I have always foolishly regarded women as the weaker sex, but great Kitchener! the Man Killers the Germans can produce and use are nothing to yours, either in range, number, or effectiveness. You take a man prisoner with one glance of your eyes, you put him hopelessly out of action with a quiver of your lip, you leave him dead to everything in earth or sky but your own sweet self with one touch of your dear hand, and you make him your eternal vassal and slave with the flicker of a smile.

Melinite is a fool to the galvanic thrill the mere sound of your fairy footstep approaching my bed or my chair used to give me every morning. The German “Black Marias” are mere popguns to the batteries of your sweet eyes, masked at times by their fringed lashes. The German bayonets even at their best cannot begin to compete with the wounds your gentle tongue can inflict by a sharp rebuke, and a charge of Uhlans is nothing to the overwhelming charge of love which sweeps through the ranks of my heart when I think of you.

But though I laid siege to your heart, and brought up all the guns and reinforcements I could muster, and although I pride myself on having, by your own confession, captured a few of the outer ring of forts, such as Friendship, Regard, Good Wishes, and Interest, yet I’m horridly afraid that your heart’s real affections are still unconquered.

Oh, nursie, I cannot believe that your heart is solid concrete. There’s surely a soft core if I could only get at it. But you can’t prevent me writing.
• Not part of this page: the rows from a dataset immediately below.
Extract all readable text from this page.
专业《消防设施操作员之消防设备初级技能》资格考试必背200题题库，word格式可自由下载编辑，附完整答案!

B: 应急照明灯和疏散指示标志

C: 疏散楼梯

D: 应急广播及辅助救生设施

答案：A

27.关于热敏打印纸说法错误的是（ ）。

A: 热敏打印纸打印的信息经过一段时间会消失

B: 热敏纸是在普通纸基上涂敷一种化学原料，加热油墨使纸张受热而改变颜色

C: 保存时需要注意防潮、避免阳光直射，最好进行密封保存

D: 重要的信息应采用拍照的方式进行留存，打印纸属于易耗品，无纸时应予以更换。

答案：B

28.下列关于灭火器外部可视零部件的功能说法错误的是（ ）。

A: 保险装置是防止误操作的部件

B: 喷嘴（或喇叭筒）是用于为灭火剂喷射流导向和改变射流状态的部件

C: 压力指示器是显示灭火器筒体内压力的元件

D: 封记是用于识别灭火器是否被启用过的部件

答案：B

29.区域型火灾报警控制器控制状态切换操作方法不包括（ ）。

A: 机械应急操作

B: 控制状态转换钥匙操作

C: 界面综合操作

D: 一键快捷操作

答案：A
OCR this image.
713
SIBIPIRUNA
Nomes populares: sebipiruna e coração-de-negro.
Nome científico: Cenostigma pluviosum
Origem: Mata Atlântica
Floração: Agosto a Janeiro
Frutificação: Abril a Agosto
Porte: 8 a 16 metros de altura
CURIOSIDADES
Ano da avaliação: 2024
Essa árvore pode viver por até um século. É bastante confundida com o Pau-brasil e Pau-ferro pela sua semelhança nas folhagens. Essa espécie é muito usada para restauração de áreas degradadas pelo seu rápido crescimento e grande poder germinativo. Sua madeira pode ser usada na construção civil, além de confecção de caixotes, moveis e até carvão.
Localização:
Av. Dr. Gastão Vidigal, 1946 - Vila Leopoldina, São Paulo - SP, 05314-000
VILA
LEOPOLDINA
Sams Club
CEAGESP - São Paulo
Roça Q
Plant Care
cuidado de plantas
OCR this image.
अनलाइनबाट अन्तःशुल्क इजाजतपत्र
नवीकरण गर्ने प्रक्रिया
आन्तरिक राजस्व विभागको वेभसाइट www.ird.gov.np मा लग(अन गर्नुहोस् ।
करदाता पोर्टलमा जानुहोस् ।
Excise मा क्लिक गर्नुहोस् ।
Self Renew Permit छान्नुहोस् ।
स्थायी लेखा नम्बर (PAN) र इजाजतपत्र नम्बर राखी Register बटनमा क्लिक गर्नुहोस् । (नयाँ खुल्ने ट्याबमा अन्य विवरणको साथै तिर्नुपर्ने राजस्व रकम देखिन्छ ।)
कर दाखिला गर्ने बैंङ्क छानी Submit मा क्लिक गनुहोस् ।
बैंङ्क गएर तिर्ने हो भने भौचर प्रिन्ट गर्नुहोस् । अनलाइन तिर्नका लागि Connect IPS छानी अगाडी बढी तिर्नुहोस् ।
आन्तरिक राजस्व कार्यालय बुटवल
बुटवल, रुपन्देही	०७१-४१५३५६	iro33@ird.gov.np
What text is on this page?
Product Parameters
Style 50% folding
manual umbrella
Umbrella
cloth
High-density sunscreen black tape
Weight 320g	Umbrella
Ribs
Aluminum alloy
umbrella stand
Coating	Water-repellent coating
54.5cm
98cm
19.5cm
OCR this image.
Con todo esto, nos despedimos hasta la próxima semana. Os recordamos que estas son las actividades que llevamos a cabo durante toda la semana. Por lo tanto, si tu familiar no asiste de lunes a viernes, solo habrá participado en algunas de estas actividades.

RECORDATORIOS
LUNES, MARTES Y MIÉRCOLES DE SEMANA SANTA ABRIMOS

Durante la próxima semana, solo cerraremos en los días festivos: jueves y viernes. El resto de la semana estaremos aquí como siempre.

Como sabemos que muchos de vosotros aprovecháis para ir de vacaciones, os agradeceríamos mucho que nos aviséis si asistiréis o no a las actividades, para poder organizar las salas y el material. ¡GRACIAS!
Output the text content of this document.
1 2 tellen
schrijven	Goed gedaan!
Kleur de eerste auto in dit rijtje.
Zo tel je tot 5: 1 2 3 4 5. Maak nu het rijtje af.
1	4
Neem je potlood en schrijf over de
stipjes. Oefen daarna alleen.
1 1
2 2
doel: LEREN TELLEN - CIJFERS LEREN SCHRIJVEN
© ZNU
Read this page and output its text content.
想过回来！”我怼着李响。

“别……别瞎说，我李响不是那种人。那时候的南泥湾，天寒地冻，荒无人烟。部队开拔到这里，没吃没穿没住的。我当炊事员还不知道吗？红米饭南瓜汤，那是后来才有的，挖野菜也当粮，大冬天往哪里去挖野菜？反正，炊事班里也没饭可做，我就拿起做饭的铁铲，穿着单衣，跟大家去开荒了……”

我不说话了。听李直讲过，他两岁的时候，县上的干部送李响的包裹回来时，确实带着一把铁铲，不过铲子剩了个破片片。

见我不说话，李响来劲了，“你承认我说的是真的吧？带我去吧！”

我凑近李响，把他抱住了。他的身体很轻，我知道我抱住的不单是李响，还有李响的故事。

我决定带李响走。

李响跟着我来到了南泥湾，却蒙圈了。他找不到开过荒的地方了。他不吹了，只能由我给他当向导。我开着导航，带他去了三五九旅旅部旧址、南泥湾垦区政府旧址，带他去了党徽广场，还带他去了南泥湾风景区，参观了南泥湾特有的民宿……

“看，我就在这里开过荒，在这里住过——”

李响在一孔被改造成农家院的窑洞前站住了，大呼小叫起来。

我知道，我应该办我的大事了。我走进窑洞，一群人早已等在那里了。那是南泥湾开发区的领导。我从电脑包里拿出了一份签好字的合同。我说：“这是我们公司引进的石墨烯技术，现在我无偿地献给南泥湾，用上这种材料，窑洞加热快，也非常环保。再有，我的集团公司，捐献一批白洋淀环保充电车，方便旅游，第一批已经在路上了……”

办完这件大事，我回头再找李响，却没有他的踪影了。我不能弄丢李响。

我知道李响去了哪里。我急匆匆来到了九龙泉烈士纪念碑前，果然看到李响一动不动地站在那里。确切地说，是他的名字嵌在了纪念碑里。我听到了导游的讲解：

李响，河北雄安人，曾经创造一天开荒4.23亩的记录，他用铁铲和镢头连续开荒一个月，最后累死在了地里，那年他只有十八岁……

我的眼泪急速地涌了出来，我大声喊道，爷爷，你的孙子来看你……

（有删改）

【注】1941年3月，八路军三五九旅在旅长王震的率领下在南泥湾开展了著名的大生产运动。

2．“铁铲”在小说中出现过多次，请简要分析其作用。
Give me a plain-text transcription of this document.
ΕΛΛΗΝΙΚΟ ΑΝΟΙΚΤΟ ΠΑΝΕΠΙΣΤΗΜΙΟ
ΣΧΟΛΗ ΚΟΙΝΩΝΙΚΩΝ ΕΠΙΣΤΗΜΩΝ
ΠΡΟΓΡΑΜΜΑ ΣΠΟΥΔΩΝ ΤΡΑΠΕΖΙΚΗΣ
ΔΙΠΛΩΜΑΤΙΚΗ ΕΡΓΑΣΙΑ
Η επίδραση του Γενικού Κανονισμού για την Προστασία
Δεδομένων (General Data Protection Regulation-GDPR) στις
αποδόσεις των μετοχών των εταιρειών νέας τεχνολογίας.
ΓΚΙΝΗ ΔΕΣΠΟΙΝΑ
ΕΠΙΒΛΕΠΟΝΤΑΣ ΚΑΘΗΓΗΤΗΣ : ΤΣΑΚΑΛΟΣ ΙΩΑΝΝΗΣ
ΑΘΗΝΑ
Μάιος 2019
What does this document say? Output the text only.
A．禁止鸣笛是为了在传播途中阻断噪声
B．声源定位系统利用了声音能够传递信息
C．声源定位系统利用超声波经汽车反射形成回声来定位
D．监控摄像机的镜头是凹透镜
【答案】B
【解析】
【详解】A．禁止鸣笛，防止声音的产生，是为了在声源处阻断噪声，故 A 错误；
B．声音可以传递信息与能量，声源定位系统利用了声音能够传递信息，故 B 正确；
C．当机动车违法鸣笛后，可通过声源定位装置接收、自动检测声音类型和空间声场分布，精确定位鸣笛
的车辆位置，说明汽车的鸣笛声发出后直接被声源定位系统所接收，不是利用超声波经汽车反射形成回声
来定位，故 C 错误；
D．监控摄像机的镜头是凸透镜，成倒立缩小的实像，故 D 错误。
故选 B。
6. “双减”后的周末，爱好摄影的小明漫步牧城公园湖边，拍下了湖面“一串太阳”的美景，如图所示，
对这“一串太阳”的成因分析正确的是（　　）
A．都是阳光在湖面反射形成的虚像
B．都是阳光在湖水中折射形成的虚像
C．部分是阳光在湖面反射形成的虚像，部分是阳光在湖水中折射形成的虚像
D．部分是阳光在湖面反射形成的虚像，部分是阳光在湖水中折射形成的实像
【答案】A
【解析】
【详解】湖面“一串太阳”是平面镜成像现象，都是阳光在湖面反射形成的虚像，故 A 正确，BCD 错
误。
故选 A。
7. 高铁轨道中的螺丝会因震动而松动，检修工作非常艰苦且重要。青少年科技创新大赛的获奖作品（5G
It’s raining in torrents, but rain cannot damp my ardor. The enemy is firing all his big guns at once, but they cannot drive your image from the deep trenches of my soul. There is an aeroplane overhead, but the chap in it does not feel half so uplifted as I do when I think of our last handshake—shall it be a kiss when We meet?—and he would not feel half so cast down, even if he were crashing to earth with a broken wing, as I shall if you do not reply soon.

Nursie, say “Yes” for Christmas, there’s a love!

With my life’s devotion,

Your late patient and grateful convalescent,
THOMAS ATKINS.

P. S.—I think you are sufficiently interested in my welfare to be glad to hear that I received my commission yesterday, and that our colonel put me to shame before all the chaps by saying all sorts of bosh about a little job I did last week.

P. P. S.—Nursie, a little word of three letters—three, mind—by return will make me prouder and happier than if I had been made a field-marshal.